Per Markets Insider:
“The S&P 500 is down 7% from its highs, about the same as CY19 EPS forecasts,” a team led by Michael Wilson, the firm’s chief US equity strategist and chief investment officer, wrote in a note to clients out Monday. “Evidence grows that these forecasts have more downside risk.”
They added: “Don’t trust the strong rally on bad 4Q results.”
Consensus earnings-per-share estimates still have room to fall another 4% to 5%, which could give way to a correction below the 2,600 mark (the S&P 500 settled Monday’s session at 2,783), the firm said. Still, they don’t see a return to the December lows in the 2,400 range.

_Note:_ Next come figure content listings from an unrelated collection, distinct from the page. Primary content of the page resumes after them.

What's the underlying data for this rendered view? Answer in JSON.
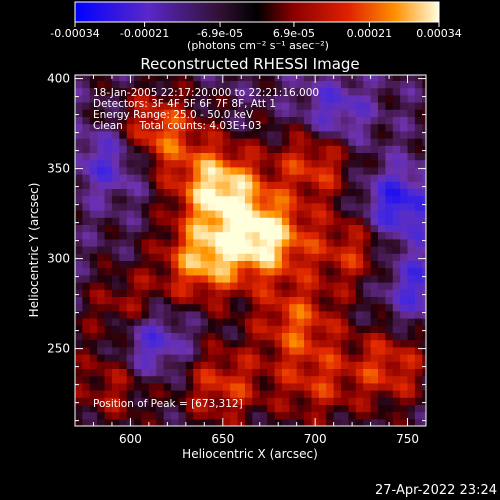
{
  "chart_data": {
    "type": "heatmap",
    "title": "Reconstructed RHESSI Image",
    "xlabel": "Heliocentric X (arcsec)",
    "ylabel": "Heliocentric Y (arcsec)",
    "xlim": [
      570,
      760
    ],
    "ylim": [
      207,
      402
    ],
    "xticks": [
      600,
      650,
      700,
      750
    ],
    "yticks": [
      250,
      300,
      350,
      400
    ],
    "colorbar": {
      "ticks": [
        "-0.00034",
        "-0.00021",
        "-6.9e-05",
        "6.9e-05",
        "0.00021",
        "0.00034"
      ],
      "tick_values": [
        -0.00034,
        -0.00021,
        -6.9e-05,
        6.9e-05,
        0.00021,
        0.00034
      ],
      "range": [
        -0.00034,
        0.00034
      ],
      "unit_label": "(photons cm⁻² s⁻¹ asec⁻²)"
    },
    "annotations": [
      "18-Jan-2005 22:17:20.000 to 22:21:16.000",
      "Detectors: 3F 4F 5F 6F 7F 8F, Att 1",
      "Energy Range: 25.0 - 50.0 keV",
      "Clean     Total counts: 4.03E+03"
    ],
    "peak_label": "Position of Peak = [673,312]",
    "sources": [
      {
        "x": 648,
        "y": 340,
        "intensity": 1.0
      },
      {
        "x": 673,
        "y": 312,
        "intensity": 1.0
      },
      {
        "x": 640,
        "y": 300,
        "intensity": 0.85
      },
      {
        "x": 615,
        "y": 370,
        "intensity": 0.7
      },
      {
        "x": 700,
        "y": 355,
        "intensity": 0.6
      },
      {
        "x": 690,
        "y": 265,
        "intensity": 0.6
      },
      {
        "x": 720,
        "y": 305,
        "intensity": 0.5
      },
      {
        "x": 600,
        "y": 270,
        "intensity": 0.5
      },
      {
        "x": 740,
        "y": 240,
        "intensity": 0.55
      },
      {
        "x": 650,
        "y": 230,
        "intensity": 0.55
      },
      {
        "x": 700,
        "y": 230,
        "intensity": 0.45
      },
      {
        "x": 590,
        "y": 230,
        "intensity": 0.4
      }
    ],
    "minima": [
      {
        "x": 745,
        "y": 330,
        "intensity": -0.7
      },
      {
        "x": 610,
        "y": 255,
        "intensity": -0.7
      },
      {
        "x": 590,
        "y": 355,
        "intensity": -0.5
      },
      {
        "x": 710,
        "y": 380,
        "intensity": -0.5
      },
      {
        "x": 755,
        "y": 285,
        "intensity": -0.5
      }
    ]
  },
  "footer": {
    "timestamp": "27-Apr-2022 23:24"
  }
}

Investors are emerging from an “unusual” earnings season, Wilson’s team said, in that shares of companies that lowered their guidance tended to move higher in both the immediate and longer-term. While this kind of behavior may suggest confidence in a trough, the strategists aren’t so sure.
“We note that the last time the market saw guidance dips being bought in this way was around guides for 1Q15, a period which ultimately did not reflect the trough for earnings revisions,” Wilson said.

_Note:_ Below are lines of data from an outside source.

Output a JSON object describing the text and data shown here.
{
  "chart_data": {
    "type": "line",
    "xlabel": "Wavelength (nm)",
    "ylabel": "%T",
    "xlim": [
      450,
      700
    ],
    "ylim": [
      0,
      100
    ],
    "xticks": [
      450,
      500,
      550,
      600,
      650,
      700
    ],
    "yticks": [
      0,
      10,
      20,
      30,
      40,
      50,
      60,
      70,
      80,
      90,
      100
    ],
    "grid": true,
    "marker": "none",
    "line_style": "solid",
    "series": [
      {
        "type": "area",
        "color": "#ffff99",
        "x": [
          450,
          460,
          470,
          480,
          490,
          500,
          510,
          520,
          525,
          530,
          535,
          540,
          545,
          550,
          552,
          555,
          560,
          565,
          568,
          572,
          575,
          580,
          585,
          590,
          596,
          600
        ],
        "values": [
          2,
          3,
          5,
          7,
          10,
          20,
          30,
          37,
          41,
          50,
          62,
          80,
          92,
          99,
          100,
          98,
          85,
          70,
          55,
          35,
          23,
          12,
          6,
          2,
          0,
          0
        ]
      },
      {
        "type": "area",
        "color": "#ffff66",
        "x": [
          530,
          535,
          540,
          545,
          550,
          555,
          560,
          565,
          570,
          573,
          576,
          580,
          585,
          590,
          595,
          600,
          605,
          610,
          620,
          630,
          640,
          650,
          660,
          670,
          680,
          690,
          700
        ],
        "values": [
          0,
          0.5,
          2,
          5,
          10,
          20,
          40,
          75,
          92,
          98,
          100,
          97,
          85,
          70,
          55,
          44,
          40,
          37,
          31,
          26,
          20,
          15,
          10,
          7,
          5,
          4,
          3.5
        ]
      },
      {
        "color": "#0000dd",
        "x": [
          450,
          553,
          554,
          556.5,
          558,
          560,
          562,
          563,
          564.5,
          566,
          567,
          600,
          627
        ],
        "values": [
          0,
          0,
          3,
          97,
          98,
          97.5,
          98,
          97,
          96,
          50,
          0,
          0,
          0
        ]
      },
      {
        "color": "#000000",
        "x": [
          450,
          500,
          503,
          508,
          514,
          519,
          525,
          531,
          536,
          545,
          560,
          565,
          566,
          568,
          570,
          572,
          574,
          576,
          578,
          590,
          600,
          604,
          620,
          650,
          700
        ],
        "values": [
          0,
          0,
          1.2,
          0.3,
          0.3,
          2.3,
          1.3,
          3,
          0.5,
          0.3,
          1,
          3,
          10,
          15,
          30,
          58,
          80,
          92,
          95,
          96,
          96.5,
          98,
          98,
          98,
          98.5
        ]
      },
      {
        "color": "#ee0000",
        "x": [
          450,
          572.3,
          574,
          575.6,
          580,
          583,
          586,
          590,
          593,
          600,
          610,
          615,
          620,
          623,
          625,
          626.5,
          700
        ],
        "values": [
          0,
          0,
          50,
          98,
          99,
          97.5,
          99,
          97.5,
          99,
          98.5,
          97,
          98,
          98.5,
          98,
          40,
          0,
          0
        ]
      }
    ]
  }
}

Last fall, the firm began calling for an earnings recession, and now expects stocks to fall just over 1% by year-end, to its S&P 500 price target of 2,750. Morgan Stanley’s earnings-recession call is mostly borne from the view that the “business/profits cycle has run its course and was actually truncated by the fiscal stimulus (tax cuts) enacted in late 2017.”
That likely pushed the Federal Reserve to tighten monetary policy quicker than they would have otherwise, the firm contends, and caused the U.S. economy to overheat as real gross domestic product grew at 4.2% during the second quarter of last year.
“The bottom line for us is that the earnings recession is real and it’s broader than the one we experienced in 2015-16,” Wilson and his team wrote. “It’s also happening at a time when the economy has much less slack. This is leading to more margin pressure than what companies were prepared for when we entered 2018.”